Emmeline Pankhurst - Childhood

Childhood

The Gouldens included their children in social activism. As part of the movement to end slavery in the US, Goulden welcomed American abolitionist Henry Ward Beecher when he visited Manchester. Sophia Jane Goulden used the novel Uncle Tom's Cabin – written by Beecher's sister Harriet Beecher Stowe – as a regular source of bedtime stories for their sons and daughters. In her 1914 autobiography My Own Story, Pankhurst recalls visiting a bazaar at a young age to collect money for newly-freed slaves in the United States.

Pankhurst began to read books when she was very young – according to one source, at the age of three. She read the Odyssey at the age of nine and enjoyed the works of John Bunyan, especially his 1678 story The Pilgrim's Progress. Another of her favourite books was Thomas Carlyle's three-volume treatise The French Revolution: A History; she later said the work "remained all my life a source of inspiration."

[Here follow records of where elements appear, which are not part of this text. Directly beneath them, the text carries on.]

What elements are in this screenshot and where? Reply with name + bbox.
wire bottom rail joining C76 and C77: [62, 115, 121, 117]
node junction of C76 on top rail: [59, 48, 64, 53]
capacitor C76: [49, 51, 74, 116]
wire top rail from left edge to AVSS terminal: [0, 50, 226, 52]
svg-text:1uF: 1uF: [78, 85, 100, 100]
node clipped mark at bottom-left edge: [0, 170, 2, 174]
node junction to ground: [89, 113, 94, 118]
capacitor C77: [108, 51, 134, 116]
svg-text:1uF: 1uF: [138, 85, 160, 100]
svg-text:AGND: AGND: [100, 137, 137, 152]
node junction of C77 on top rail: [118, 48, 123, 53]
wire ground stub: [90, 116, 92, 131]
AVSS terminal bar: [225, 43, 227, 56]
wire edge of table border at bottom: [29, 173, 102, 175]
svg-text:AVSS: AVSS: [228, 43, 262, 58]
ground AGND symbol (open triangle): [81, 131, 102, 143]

Despite her avid consumption of books, however, Emmeline was not given the educational advantages enjoyed by her brothers. Their parents believed that the girls needed most to learn the art of "making home attractive" and other skills desired by potential husbands. The Gouldens deliberated carefully about future plans for their sons' education, but they expected their daughters to marry young and avoid paid work. Although they supported women's suffrage and the general advancement of women in society, the Gouldens believed their daughters incapable of the goals of their male peers. Feigning sleep one evening as her father came into her bedroom, Emmeline Goulden heard him pause and say to himself: "What a pity she wasn't born a lad."

It was through her parents' interest in women's suffrage that Pankhurst was first introduced to the subject. Her mother received and read the Women's Suffrage Journal, and Pankhurst grew fond of its editor, Lydia Becker. At the age of 14, she returned home from school one day to find her mother on her way to a public meeting about women's voting rights. After learning that Becker would be speaking, she insisted on attending. Pankhurst was enthralled by Becker's address and wrote later: "I left the meeting a conscious and confirmed suffragist."

A year later she arrived in Paris to attend the École Normale de Neuilly. The school provided its female students with classes in chemistry and bookkeeping, in addition to traditionally feminine arts such as embroidery. Her roommate was Noémie, the daughter of Henri Rochefort, who had been imprisoned in New Caledonia for his support of the Paris Commune. The girls shared tales of their parents' political exploits, and remained good friends for years. Pankhurst was so fond of Noémie and the school that after graduating she returned with her sister Mary as a parlour boarder. Noémie had married a Swiss painter and quickly found a suitable French husband for her English friend. When Robert Goulden refused to provide a dowry for his daughter, the man withdrew his offer of marriage and Pankhurst returned, miserable, to Manchester.